Когда Ла Валлетт ушел, отец Лазаро подошел к Карле, давая понять, что и ей пора уходить. Он не произнес ни одного слова похвалы, но, кажется, теперь относился к ней с большей теплотой, она чувствовала, что его уважение к ней возросло. Когда Лазаро отошел, она повернулась к Анжелу.
Теперь мне надо идти, Анжелу, сказала она. Спасибо за все то, что ты дал мне.
Она поднялась.
Вы придете снова, госпожа? спросил Анжелу.
Карла посмотрела на него. За весь день он заговорил первый раз. И по тону, каким он задал свой вопрос, она поняла, что он вручает ей свою жизнь. На миг она задохнулась.
Да, конечно приду, сказала она. С самого утра.
Анжелу выставил перед собой два одеревеневших кулака, словно желая сложить руки в молитвенном жесте.
Благослови вас Господь, госпожа. Пусть Он приведет вас целой и невредимой к вашему сыну.
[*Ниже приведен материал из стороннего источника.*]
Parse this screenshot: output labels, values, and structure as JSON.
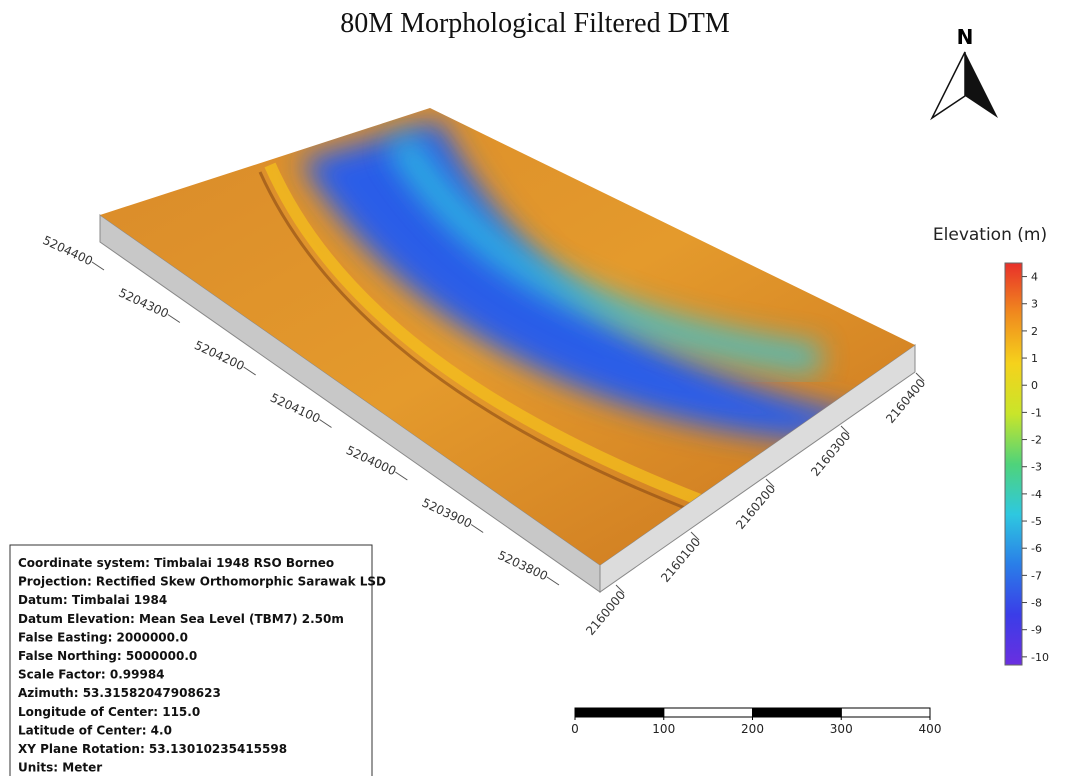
{
  "title": "80M Morphological Filtered DTM",
  "north_arrow": {
    "label": "N"
  },
  "northing": {
    "labels": [
      5204400,
      5204300,
      5204200,
      5204100,
      5204000,
      5203900,
      5203800
    ]
  },
  "easting": {
    "labels": [
      2160000,
      2160100,
      2160200,
      2160300,
      2160400
    ]
  },
  "colorbar": {
    "title": "Elevation (m)",
    "ylim": [
      -10.3,
      4.5
    ],
    "ticks": [
      4,
      3,
      2,
      1,
      0,
      -1,
      -2,
      -3,
      -4,
      -5,
      -6,
      -7,
      -8,
      -9,
      -10
    ],
    "colors": [
      "#e8302a",
      "#f08a1e",
      "#f5d21c",
      "#c9e52a",
      "#4fd37a",
      "#2ec8e0",
      "#2a7ee8",
      "#3a3de8",
      "#6a2fe0"
    ]
  },
  "scale_bar": {
    "ticks": [
      0,
      100,
      200,
      300,
      400
    ]
  },
  "info_box": {
    "lines": [
      "Coordinate system: Timbalai 1948 RSO Borneo",
      "Projection: Rectified Skew Orthomorphic Sarawak LSD",
      "Datum: Timbalai 1984",
      "Datum Elevation: Mean Sea Level (TBM7) 2.50m",
      "False Easting: 2000000.0",
      "False Northing: 5000000.0",
      "Scale Factor: 0.99984",
      "Azimuth: 53.31582047908623",
      "Longitude of Center: 115.0",
      "Latitude of Center: 4.0",
      "XY Plane Rotation: 53.13010235415598",
      "Units: Meter"
    ]
  }
}
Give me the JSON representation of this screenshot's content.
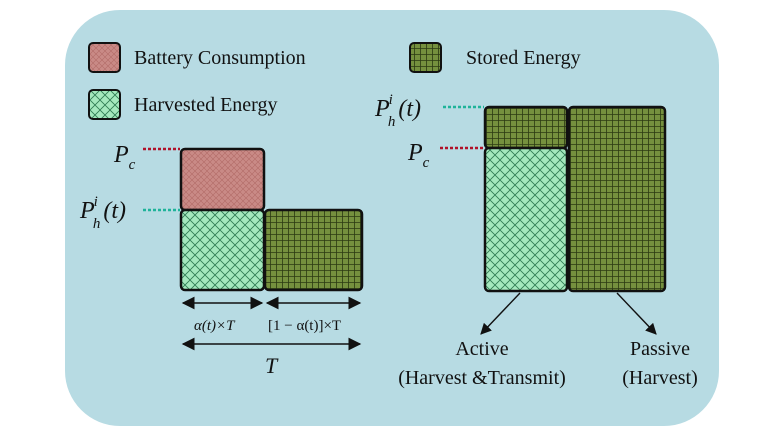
{
  "legend": {
    "battery": "Battery Consumption",
    "stored": "Stored Energy",
    "harvested": "Harvested Energy"
  },
  "left": {
    "pc_main": "P",
    "pc_sub": "c",
    "ph_main": "P",
    "ph_sup": "i",
    "ph_sub": "h",
    "ph_arg": "(t)",
    "alpha_label": "α(t)×T",
    "one_minus_label": "[1 − α(t)]×T",
    "total_label": "T"
  },
  "right": {
    "ph_main": "P",
    "ph_sup": "i",
    "ph_sub": "h",
    "ph_arg": "(t)",
    "pc_main": "P",
    "pc_sub": "c",
    "active_line1": "Active",
    "active_line2": "(Harvest &Transmit)",
    "passive_line1": "Passive",
    "passive_line2": "(Harvest)"
  },
  "colors": {
    "panel": "#b7dbe3",
    "battery": "#c98a86",
    "stored": "#6f8a3a",
    "harvested": "#9fe5b8",
    "dashed_red": "#b0122a",
    "dashed_teal": "#1fb39a"
  }
}
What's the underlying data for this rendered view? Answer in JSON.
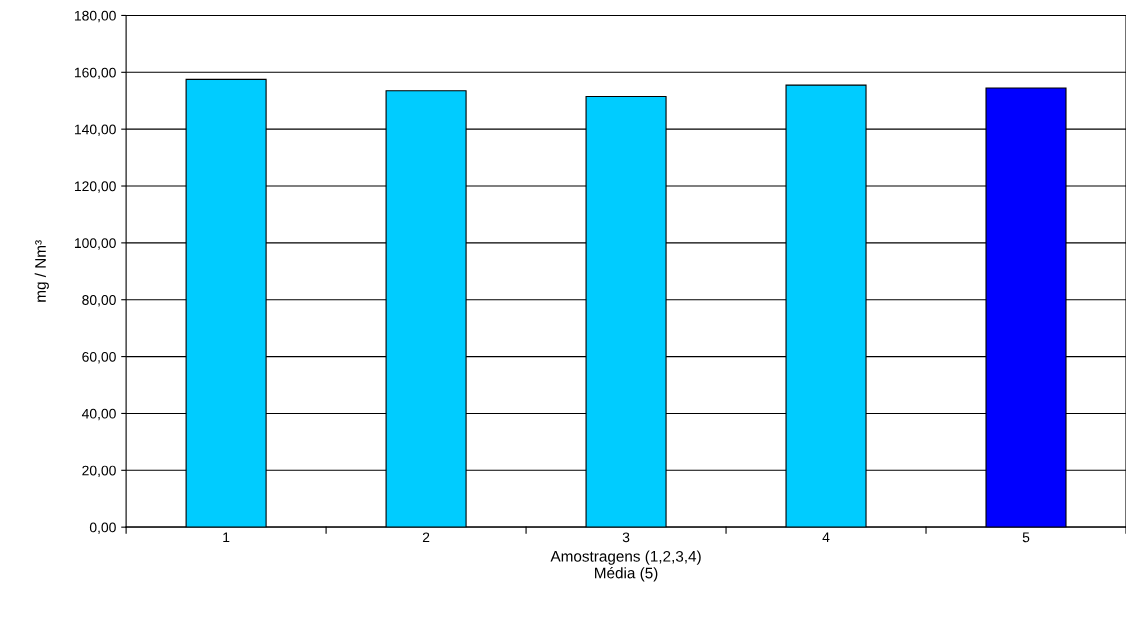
{
  "chart_data": {
    "type": "bar",
    "categories": [
      "1",
      "2",
      "3",
      "4",
      "5"
    ],
    "values": [
      157.5,
      153.5,
      151.5,
      155.5,
      154.5
    ],
    "colors": [
      "#00ccff",
      "#00ccff",
      "#00ccff",
      "#00ccff",
      "#0000ff"
    ],
    "xlabel": "Amostragens (1,2,3,4)\nMédia (5)",
    "ylabel": "mg / Nm³",
    "ylim": [
      0,
      180
    ],
    "yticks": [
      {
        "value": 0,
        "label": "0,00"
      },
      {
        "value": 20,
        "label": "20,00"
      },
      {
        "value": 40,
        "label": "40,00"
      },
      {
        "value": 60,
        "label": "60,00"
      },
      {
        "value": 80,
        "label": "80,00"
      },
      {
        "value": 100,
        "label": "100,00"
      },
      {
        "value": 120,
        "label": "120,00"
      },
      {
        "value": 140,
        "label": "140,00"
      },
      {
        "value": 160,
        "label": "160,00"
      },
      {
        "value": 180,
        "label": "180,00"
      }
    ],
    "grid": "y",
    "legend": false
  }
}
Глаза Карлы наполнились слезами. Голос отказался повиноваться. Она развернулась и поспешно пошла к арке двери.
* * *
Карла вышла из палаты, чувства сдавливали ее грудь. Она отдала что-то, взятое у себя, что-то угодное Богу. Это чувство было ей незнакомо. И чудесно. Ее жизнь была жизнью человека берущего и человека, у которого отбирают. Она болталась, как пробка на воде. Ее благотворительность носила абстрактный характер, была вкладом в вечность, которой она не заслуживала. Она взяла к себе Ампаро, чтобы самой избавиться от одиночества, чтобы иметь возможность по-матерински заботиться о ком-то. Даже ее стремление отыскать сына было частично вызвано желанием избавиться от чувства вины, грызущего ей сердце. Но сегодня Христос наполнил ее Божественной любовью, любовью ко всему сущему, любовью даже к собственной убогости, ибо это была правда: именно здесь, среди убогих, проще всего отыскать Христа. Она шла обратно между рядами раненых, их боль превращалась в негромкую молитву, их стоны заглушала стоическая гордость, сдерживающая их. Потом, когда ночными лодками привезут из Сент-Эльмо новых увечных, с хирургических столов понесутся крики и Лазаро проведет полночи, испачканный по локоть в крови.